Posted inAI

Apple’s Feret Model Is Way Better Than GPT 4 Vision

apple-feret-model

Apple has introduced the Feret Model, a multimodal AI system that has sent ripples through the tech world, challenging the reign of GPT 4 in certain aspects.

The Feret model developed by Apple researchers stands out as an advanced vision model. Leveraging a tool called Clip Viit L14, it interprets images and processes textual input, showcasing its prowess in understanding and interpreting complex scenarios.

How Feret Works

Feret’s workflow involves using Clip Viit L14 to comprehend image content and convert textual inputs into a format it understands. It goes a step further by identifying specific areas in images, utilizing special coordinates for precise location accuracy. Unlike traditional models, Feret excels in processing various shapes, demonstrating its intelligence in handling complex scenarios.

how feret works edited

Benchmarking Feret

Comparing Ferert against GPT-4, particularly the GPT-4 Region of Interest), reveals Feret’s superiority in fine-grained multimodal understanding. While GPT-4 Roi is designed for special tasks, Feret excels in pinpoint accuracy for smaller regions, showcasing its capabilities in image analysis.

feret benchmarking

The Feret Advantage

Examining benchmarks for the Feret model reveals its proficiency in handling different input types (Point, Box, Free Form) and output grounding. It outshines in data construction, GPT generation, robustness, and quantitative evaluation of refer SLG ground with chat.

Feret Vs. GPT-4 Vision

Feret’s standout performance is evident in comparisons with GPT-4 Vision.
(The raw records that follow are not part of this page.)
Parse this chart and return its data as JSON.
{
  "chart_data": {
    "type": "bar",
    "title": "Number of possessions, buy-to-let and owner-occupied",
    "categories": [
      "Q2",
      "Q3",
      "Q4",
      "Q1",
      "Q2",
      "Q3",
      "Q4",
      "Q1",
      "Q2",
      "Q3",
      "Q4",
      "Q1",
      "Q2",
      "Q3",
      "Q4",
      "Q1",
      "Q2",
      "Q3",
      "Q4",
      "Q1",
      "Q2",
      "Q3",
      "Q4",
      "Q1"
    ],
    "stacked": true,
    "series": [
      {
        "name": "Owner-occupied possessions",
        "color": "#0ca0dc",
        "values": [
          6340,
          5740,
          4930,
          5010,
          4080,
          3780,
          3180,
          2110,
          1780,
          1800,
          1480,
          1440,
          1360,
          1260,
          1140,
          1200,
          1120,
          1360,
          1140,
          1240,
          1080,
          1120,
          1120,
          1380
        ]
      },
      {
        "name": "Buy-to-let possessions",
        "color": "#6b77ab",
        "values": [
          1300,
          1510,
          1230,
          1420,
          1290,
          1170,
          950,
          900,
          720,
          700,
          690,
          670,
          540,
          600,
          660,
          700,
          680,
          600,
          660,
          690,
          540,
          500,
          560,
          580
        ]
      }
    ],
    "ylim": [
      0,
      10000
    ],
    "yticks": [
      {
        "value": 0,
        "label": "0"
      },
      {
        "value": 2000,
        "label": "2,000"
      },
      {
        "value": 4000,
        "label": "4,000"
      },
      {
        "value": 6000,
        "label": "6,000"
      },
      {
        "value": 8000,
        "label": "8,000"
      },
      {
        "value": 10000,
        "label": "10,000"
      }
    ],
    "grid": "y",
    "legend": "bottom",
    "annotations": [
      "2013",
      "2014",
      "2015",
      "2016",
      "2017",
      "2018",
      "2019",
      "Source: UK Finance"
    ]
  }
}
While GPT-4 shows knowledgeability in common sense, Feret excels in precise understanding of smaller regions, making it a crucial tool for detailed image analysis.

Apple’s Vision For The Future

If looking ahead, Apple’s foray into generative AI continues with the rumored Apple GPT, a language model set to enhance Siri’s capabilities and other AI features. Anticipated features include improved natural language understanding, enhanced text generation, and personalized conversational abilities.

Journal Feature

Apple’s on-device machine learning powers the journal feature, offering personalized writing suggestions based on a user’s photos, location, music, workouts, and more. This innovative tool marks a step towards more effective and personalized interactions.